05/14/2026
LA HISTERIA COLECTIVA Y EL MIEDO SOCIAL.
Cuando la narrativa y el miedo ganan — el virus Hanta y la lección olvidada del COVID
Con la aparición del nuevo virus Hanta se repite el mismo patrón exacto del COVID-19: las emociones dominan a la razón, y el miedo dirige decisiones políticas y sociales. Se construye un relato simple y aterrador —virus natural, mortal, rápido; y solo las autoridades sanitarias tienen la razón y la solución— que deja de lado datos, estudios y la realidad científica.
Con el COVID fue exactamente igual: la amenaza exagerada, cifras ocultadas, información manipulada. Hoy con el Hanta, el guion es igual; solo cambiaron el nombre del virus y el animal culpable. Lo más grave: que la mayoría no aprendió absolutamente nada, sigue ciega por el miedo y sometida al bombardeo mediático que amplía la alarma sin parar.
Mecanismos repetidos — ayer y hoy
Estrategia política y sanitaria: Se señala un enemigo claro — una rata/roedor, un virus invisible — para generar alarma y posicionar al Estado y los laboratorios como únicos protectores y salvadores. Se aceptan las restricciones y las pérdidas de libertades no por riesgo real, sino por seguridad inventada, bajo el lema “es por tu salud”.
La realidad distorsionada por los medios: Se exageran los casos, síntomas y brotes; se oculta que la transmisión es baja o nula entre personas. Las noticias constantes y el bombardeo mediático, crean una burbuja de miedo donde lo que se siente vence a los hechos.
Relato sobre la ciencia: La historia sencilla y emocional es más persuasiva que cualquier dato. Con el COVID se creyó todo sin dudar; con el Hanta pasa lo mismo: la gente confía en las autoridades que ya les mintieron, porque el miedo borra hasta la memoria.
No se trata de salud: el fin es confinar, controlar la sociedad mediante el miedo, y como meta principal: la vacunación masiva —como la patente US12397048B2— diseñada para la despoblación mundial.

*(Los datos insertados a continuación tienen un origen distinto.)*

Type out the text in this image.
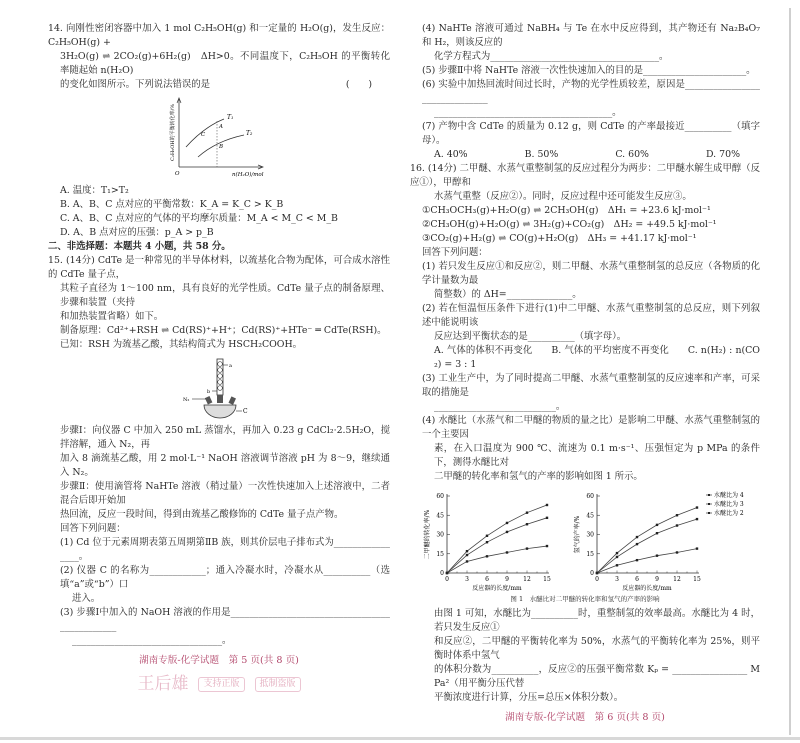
14. 向刚性密闭容器中加入 1 mol C₂H₅OH(g) 和一定量的 H₂O(g)，发生反应：C₂H₅OH(g) +
3H₂O(g) ⇌ 2CO₂(g)+6H₂(g)　ΔH>0。不同温度下，C₂H₅OH 的平衡转化率随起始 n(H₂O)
的变化如图所示。下列说法错误的是	(　　)
T₁
T₂
A
B
C
O	n(H₂O)/mol
C₂H₅OH的平衡转化率/%
A. 温度：T₁>T₂
B. A、B、C 点对应的平衡常数：K_A = K_C > K_B
C. A、B、C 点对应的气体的平均摩尔质量：M_A < M_C < M_B
D. A、B 点对应的压强：p_A > p_B
二、非选择题：本题共 4 小题，共 58 分。
15. (14分) CdTe 是一种常见的半导体材料，以巯基化合物为配体，可合成水溶性的 CdTe 量子点，
其粒子直径为 1～100 nm，具有良好的光学性质。CdTe 量子点的制备原理、步骤和装置（夹持
和加热装置省略）如下。
制备原理：Cd²⁺+RSH ⇌ Cd(RS)⁺+H⁺；Cd(RS)⁺+HTe⁻ ═ CdTe(RSH)。
已知：RSH 为巯基乙酸，其结构简式为 HSCH₂COOH。
a
b
N₂
C
步骤Ⅰ：向仪器 C 中加入 250 mL 蒸馏水，再加入 0.23 g CdCl₂·2.5H₂O，搅拌溶解，通入 N₂，再
加入 8 滴巯基乙酸，用 2 mol·L⁻¹ NaOH 溶液调节溶液 pH 为 8～9，继续通入 N₂。
步骤Ⅱ：使用滴管将 NaHTe 溶液（稍过量）一次性快速加入上述溶液中，二者混合后即开始加
热回流，反应一段时间，得到由巯基乙酸修饰的 CdTe 量子点产物。
回答下列问题：
(1) Cd 位于元素周期表第五周期第ⅡB 族，则其价层电子排布式为________________。
(2) 仪器 C 的名称为____________；通入冷凝水时，冷凝水从__________（选填“a”或“b”）口
进入。
(3) 步骤Ⅰ中加入的 NaOH 溶液的作用是______________________________________________
________________________________。
湖南专版-化学试题　第 5 页(共 8 页)
王后雄	支持正版	抵制盗版
(4) NaHTe 溶液可通过 NaBH₄ 与 Te 在水中反应得到，其产物还有 Na₂B₄O₇ 和 H₂，则该反应的
化学方程式为____________________________________。
(5) 步骤Ⅱ中将 NaHTe 溶液一次性快速加入的目的是______________________。
(6) 实验中加热回流时间过长时，产物的光学性质较差，原因是______________________________
______________________________________。
(7) 产物中含 CdTe 的质量为 0.12 g，则 CdTe 的产率最接近__________（填字母）。
A. 40%	B. 50%	C. 60%	D. 70%
16. (14分) 二甲醚、水蒸气重整制氢的反应过程分为两步：二甲醚水解生成甲醇（反应①），甲醇和
水蒸气重整（反应②）。同时，反应过程中还可能发生反应③。
①CH₃OCH₃(g)+H₂O(g) ⇌ 2CH₃OH(g)　ΔH₁ = +23.6 kJ·mol⁻¹
②CH₃OH(g)+H₂O(g) ⇌ 3H₂(g)+CO₂(g)　ΔH₂ = +49.5 kJ·mol⁻¹
③CO₂(g)+H₂(g) ⇌ CO(g)+H₂O(g)　ΔH₃ = +41.17 kJ·mol⁻¹
回答下列问题：
(1) 若只发生反应①和反应②，则二甲醚、水蒸气重整制氢的总反应（各物质的化学计量数为最
简整数）的 ΔH=______________。
(2) 若在恒温恒压条件下进行(1)中二甲醚、水蒸气重整制氢的总反应，则下列叙述中能说明该
反应达到平衡状态的是__________（填字母）。
A. 气体的体积不再变化　　B. 气体的平均密度不再变化　　C. n(H₂) : n(CO₂) = 3 : 1
(3) 工业生产中，为了同时提高二甲醚、水蒸气重整制氢的反应速率和产率，可采取的措施是
__________________________。
(4) 水醚比（水蒸气和二甲醚的物质的量之比）是影响二甲醚、水蒸气重整制氢的一个主要因
素，在入口温度为 900 ℃、流速为 0.1 m·s⁻¹、压强恒定为 p MPa 的条件下，测得水醚比对
二甲醚的转化率和氢气的产率的影响如图 1 所示。
0
15
30
45
60
0	3	6	9 12 15
反应器的长度/mm
二甲醚的转化率/%
0
15
30
45
60
0	3	6	9 12 15
反应器的长度/mm
氢气的产率/%
水醚比为 4
水醚比为 3
水醚比为 2
图 1　水醚比对二甲醚的转化率和氢气的产率的影响
由图 1 可知，水醚比为__________时，重整制氢的效率最高。水醚比为 4 时，若只发生反应①
和反应②，二甲醚的平衡转化率为 50%，水蒸气的平衡转化率为 25%，则平衡时体系中氢气
的体积分数为__________，反应②的压强平衡常数 Kₚ = ________________ MPa²（用平衡分压代替
平衡浓度进行计算，分压=总压×体积分数）。
湖南专版-化学试题　第 6 页(共 8 页)
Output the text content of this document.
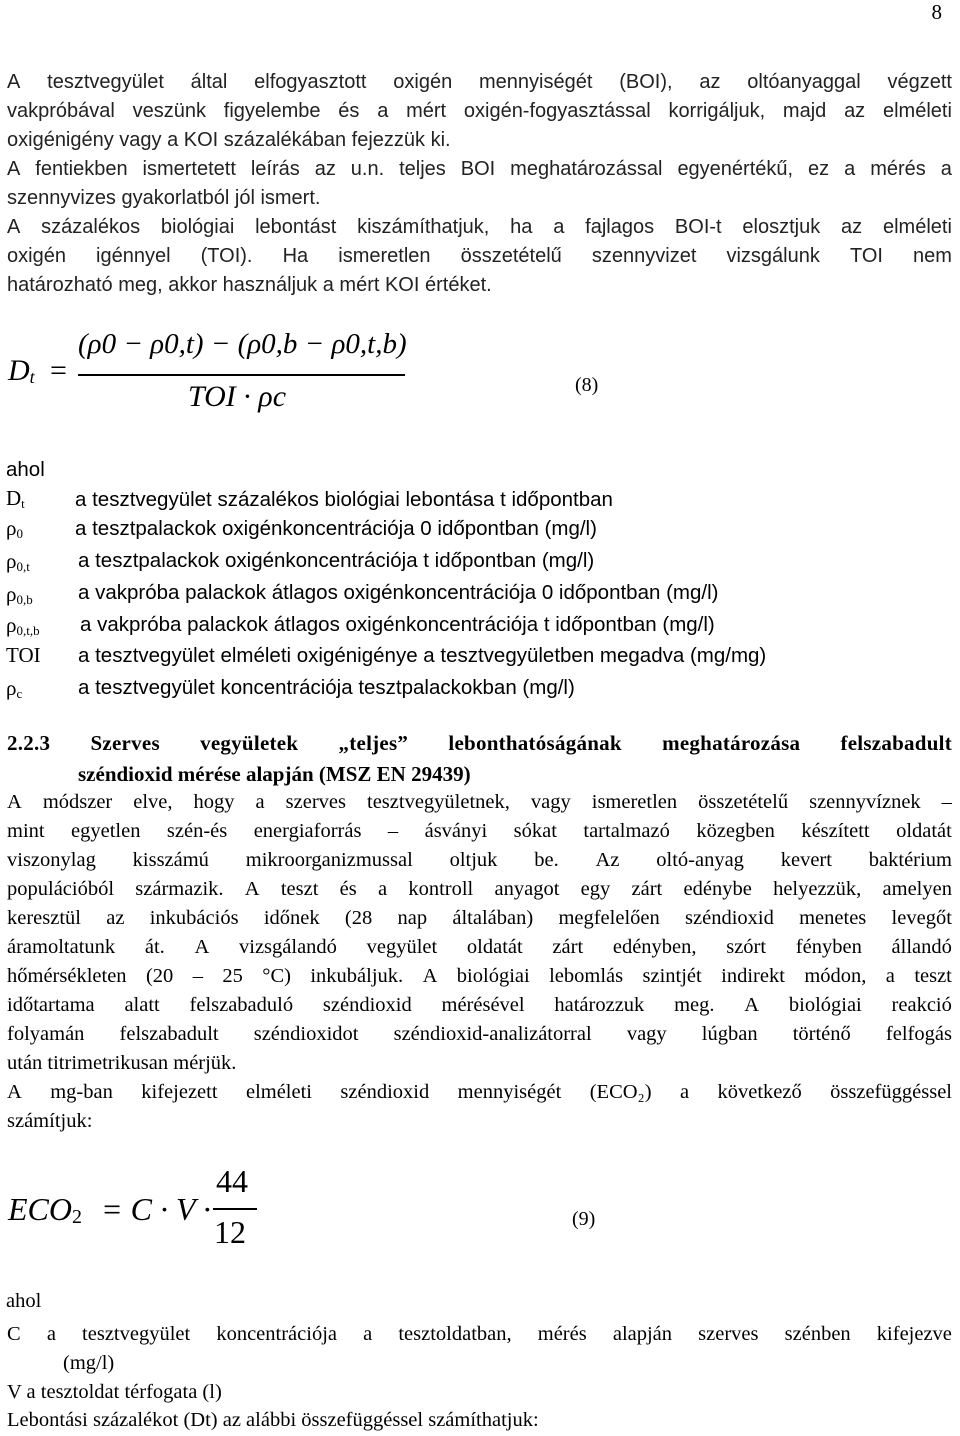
8
A tesztvegyület által elfogyasztott oxigén mennyiségét (BOI), az oltóanyaggal végzett
vakpróbával veszünk figyelembe és a mért oxigén-fogyasztással korrigáljuk, majd az elméleti
oxigénigény vagy a KOI százalékában fejezzük ki.
A fentiekben ismertetett leírás az u.n. teljes BOI meghatározással egyenértékű, ez a mérés a
szennyvizes gyakorlatból jól ismert.
A százalékos biológiai lebontást kiszámíthatjuk, ha a fajlagos BOI-t elosztjuk az elméleti
oxigén igénnyel (TOI). Ha ismeretlen összetételű szennyvizet vizsgálunk TOI nem
határozható meg, akkor használjuk a mért KOI értéket.
$D_t$ =
(ρ0 − ρ0,t) − (ρ0,b − ρ0,t,b)
TOI · ρc	(8)
ahol
$D_t$ a tesztvegyület százalékos biológiai lebontása t időpontban
$\rho_0$	a tesztpalackok oxigénkoncentrációja 0 időpontban (mg/l)
$\rho_{0,t}$ a tesztpalackok oxigénkoncentrációja t időpontban (mg/l)
$\rho_{0,b}$ a vakpróba palackok átlagos oxigénkoncentrációja 0 időpontban (mg/l)
$\rho_{0,t,b}$ a vakpróba palackok átlagos oxigénkoncentrációja t időpontban (mg/l)
TOI a tesztvegyület elméleti oxigénigénye a tesztvegyületben megadva (mg/mg)
$\rho_c$	a tesztvegyület koncentrációja tesztpalackokban (mg/l)
2.2.3 Szerves vegyületek „teljes” lebonthatóságának meghatározása felszabadult
széndioxid mérése alapján (MSZ EN 29439)
A módszer elve, hogy a szerves tesztvegyületnek, vagy ismeretlen összetételű szennyvíznek –
mint egyetlen szén-és energiaforrás – ásványi sókat tartalmazó közegben készített oldatát
viszonylag kisszámú mikroorganizmussal oltjuk be. Az oltó-anyag kevert baktérium
populációból származik. A teszt és a kontroll anyagot egy zárt edénybe helyezzük, amelyen
keresztül az inkubációs időnek (28 nap általában) megfelelően széndioxid menetes levegőt
áramoltatunk át. A vizsgálandó vegyület oldatát zárt edényben, szórt fényben állandó
hőmérsékleten (20 – 25 °C) inkubáljuk. A biológiai lebomlás szintjét indirekt módon, a teszt
időtartama alatt felszabaduló széndioxid mérésével határozzuk meg. A biológiai reakció
folyamán felszabadult széndioxidot széndioxid-analizátorral vagy lúgban történő felfogás
után titrimetrikusan mérjük.
A mg-ban kifejezett elméleti széndioxid mennyiségét (ECO₂) a következő összefüggéssel
számítjuk:
$ECO_2 = C \cdot V$ ·
44
12	(9)
ahol
C a tesztvegyület koncentrációja a tesztoldatban, mérés alapján szerves szénben kifejezve
(mg/l)
V a tesztoldat térfogata (l)
Lebontási százalékot (Dt) az alábbi összefüggéssel számíthatjuk:
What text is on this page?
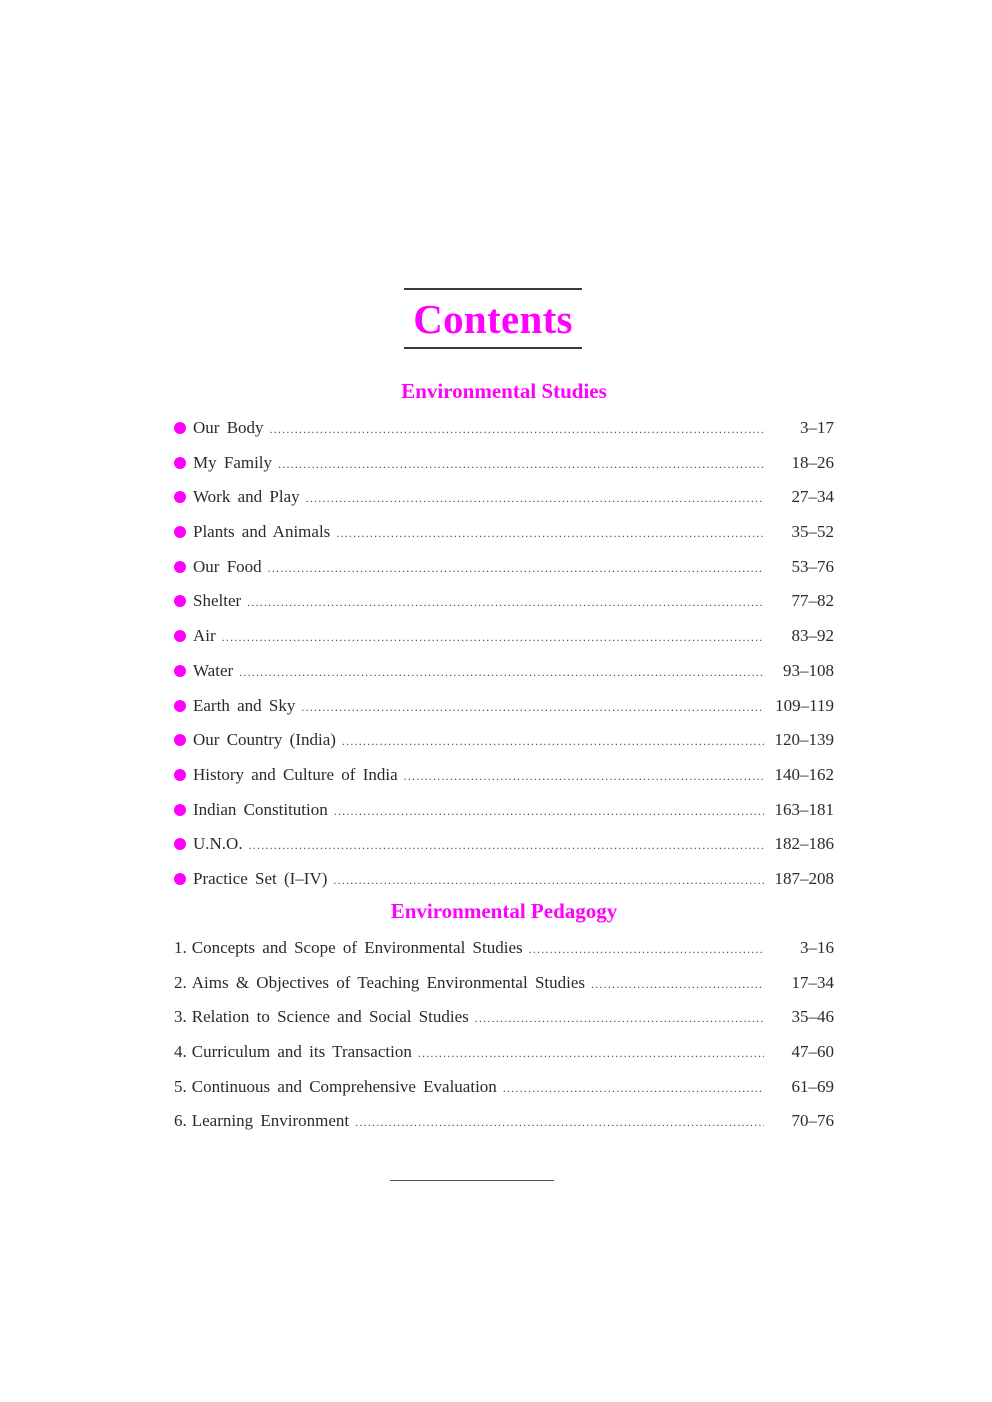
Contents
Environmental Studies
Our Body .....	3–17
My Family .....	18–26
Work and Play .....	27–34
Plants and Animals .....	35–52
Our Food .....	53–76
Shelter .....	77–82
Air .....	83–92
Water .....	93–108
Earth and Sky .....	109–119
Our Country (India) .....	120–139
History and Culture of India .....	140–162
Indian Constitution .....	163–181
U.N.O. .....	182–186
Practice Set (I–IV) .....	187–208
Environmental Pedagogy
1. Concepts and Scope of Environmental Studies .....	3–16
2. Aims & Objectives of Teaching Environmental Studies .....	17–34
3. Relation to Science and Social Studies .....	35–46
4. Curriculum and its Transaction .....	47–60
5. Continuous and Comprehensive Evaluation .....	61–69
6. Learning Environment .....	70–76
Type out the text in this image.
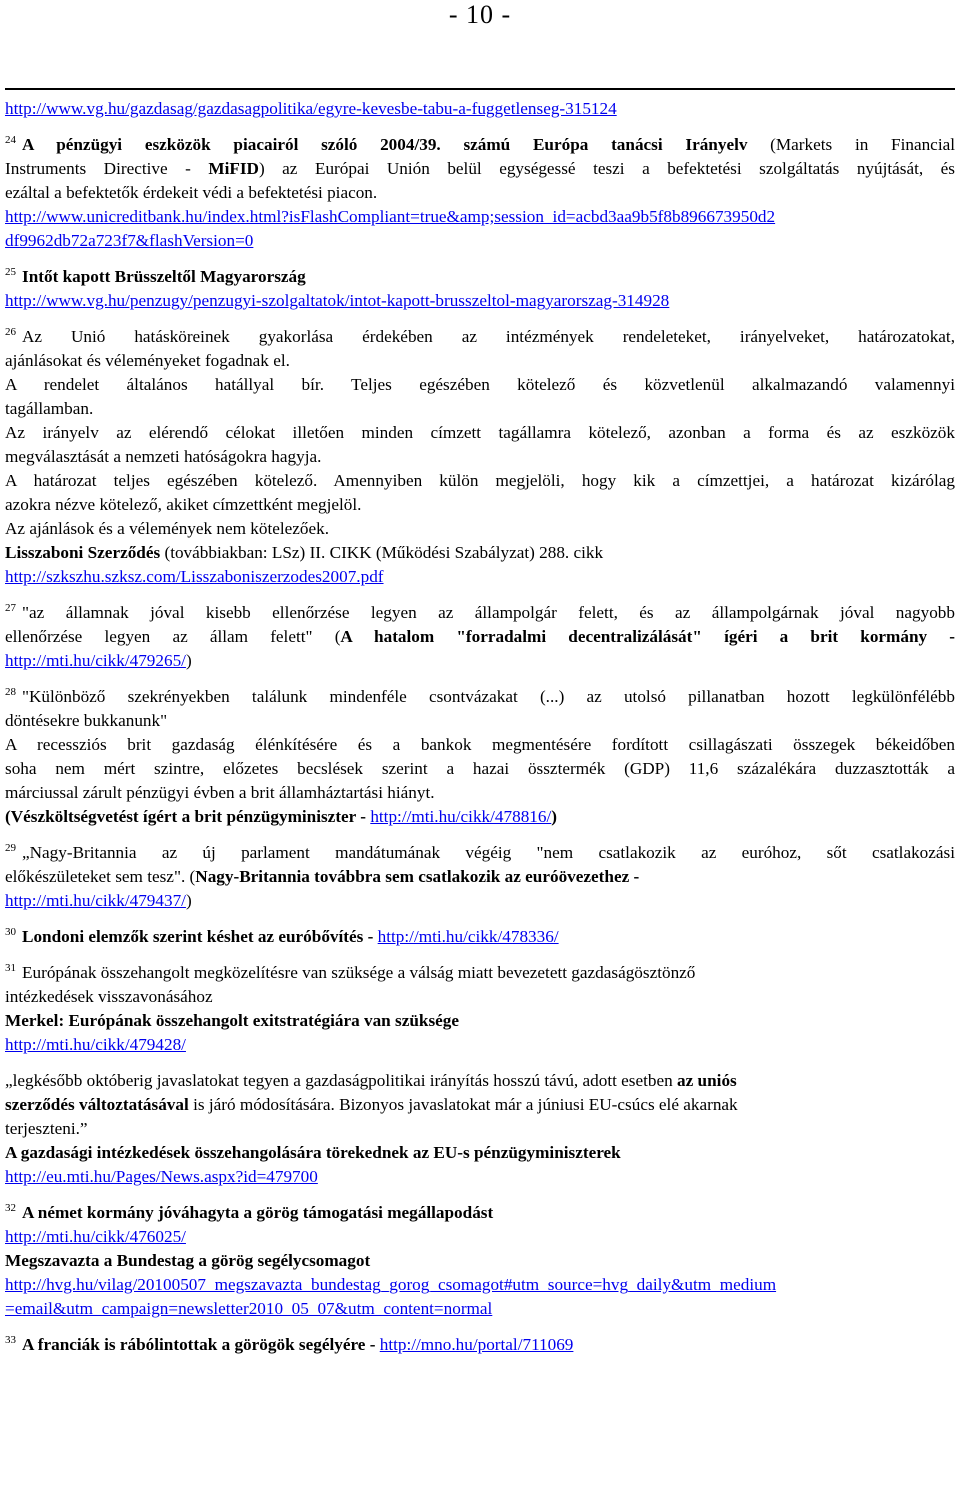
- 10 -
http://www.vg.hu/gazdasag/gazdasagpolitika/egyre-kevesbe-tabu-a-fuggetlenseg-315124
$^{24}$ A pénzügyi eszközök piacairól szóló 2004/39. számú Európa tanácsi Irányelv (Markets in Financial
Instruments Directive - MiFID) az Európai Unión belül egységessé teszi a befektetési szolgáltatás nyújtását, és
ezáltal a befektetők érdekeit védi a befektetési piacon.
http://www.unicreditbank.hu/index.html?isFlashCompliant=true&amp;session_id=acbd3aa9b5f8b896673950d2
df9962db72a723f7&flashVersion=0
$^{25}$ Intőt kapott Brüsszeltől Magyarország
http://www.vg.hu/penzugy/penzugyi-szolgaltatok/intot-kapott-brusszeltol-magyarorszag-314928
$^{26}$ Az Unió hatásköreinek gyakorlása érdekében az intézmények rendeleteket, irányelveket, határozatokat,
ajánlásokat és véleményeket fogadnak el.
A rendelet általános hatállyal bír. Teljes egészében kötelező és közvetlenül alkalmazandó valamennyi
tagállamban.
Az irányelv az elérendő célokat illetően minden címzett tagállamra kötelező, azonban a forma és az eszközök
megválasztását a nemzeti hatóságokra hagyja.
A határozat teljes egészében kötelező. Amennyiben külön megjelöli, hogy kik a címzettjei, a határozat kizárólag
azokra nézve kötelező, akiket címzettként megjelöl.
Az ajánlások és a vélemények nem kötelezőek.
Lisszaboni Szerződés (továbbiakban: LSz) II. CIKK (Működési Szabályzat) 288. cikk
http://szkszhu.szksz.com/Lisszaboniszerzodes2007.pdf
$^{27}$ "az államnak jóval kisebb ellenőrzése legyen az állampolgár felett, és az állampolgárnak jóval nagyobb
ellenőrzése legyen az állam felett" (A hatalom "forradalmi decentralizálását" ígéri a brit kormány -
http://mti.hu/cikk/479265/)
$^{28}$ "Különböző szekrényekben találunk mindenféle csontvázakat (...) az utolsó pillanatban hozott legkülönfélébb
döntésekre bukkanunk"
A recessziós brit gazdaság élénkítésére és a bankok megmentésére fordított csillagászati összegek békeidőben
soha nem mért szintre, előzetes becslések szerint a hazai össztermék (GDP) 11,6 százalékára duzzasztották a
márciussal zárult pénzügyi évben a brit államháztartási hiányt.
(Vészköltségvetést ígért a brit pénzügyminiszter - http://mti.hu/cikk/478816/)
$^{29}$ „Nagy-Britannia az új parlament mandátumának végéig "nem csatlakozik az euróhoz, sőt csatlakozási
előkészületeket sem tesz". (Nagy-Britannia továbbra sem csatlakozik az euróövezethez -
http://mti.hu/cikk/479437/)
$^{30}$ Londoni elemzők szerint késhet az euróbővítés - http://mti.hu/cikk/478336/
$^{31}$ Európának összehangolt megközelítésre van szüksége a válság miatt bevezetett gazdaságösztönző
intézkedések visszavonásához
Merkel: Európának összehangolt exitstratégiára van szüksége
http://mti.hu/cikk/479428/
„legkésőbb októberig javaslatokat tegyen a gazdaságpolitikai irányítás hosszú távú, adott esetben az uniós
szerződés változtatásával is járó módosítására. Bizonyos javaslatokat már a júniusi EU-csúcs elé akarnak
terjeszteni.”
A gazdasági intézkedések összehangolására törekednek az EU-s pénzügyminiszterek
http://eu.mti.hu/Pages/News.aspx?id=479700
$^{32}$ A német kormány jóváhagyta a görög támogatási megállapodást
http://mti.hu/cikk/476025/
Megszavazta a Bundestag a görög segélycsomagot
http://hvg.hu/vilag/20100507_megszavazta_bundestag_gorog_csomagot#utm_source=hvg_daily&utm_medium
=email&utm_campaign=newsletter2010_05_07&utm_content=normal
$^{33}$ A franciák is rábólintottak a görögök segélyére - http://mno.hu/portal/711069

Cuando gana la narrativa, manda el plan oculto, no los expertos. Ya sufrimos los daños con el COVID: pérdida de derechos, medidas inútiles, transformación social. Nada se aprendió: el miedo te mantiene en obediencia ciega, aceptando perder tú libertad y tú salud por una seguridad falsa.
La verdad definitiva: todo esto solo funciona si obedecemos. La desobediencia civil consciente, pacífica y masiva, es la única forma de romper con el guion y frenar sus fines. Sin obediencia, la narrativa pierde peso y el sistema se cae.
La lección clave: es la misma obra, el mismo guion, los mismos fines; solo cambio el título. No hay riesgo real, sino estrategia de control y la reducción poblacional. Y el Desobedecer es la única vía para detener esta nueva farsa de ingeniería social programada.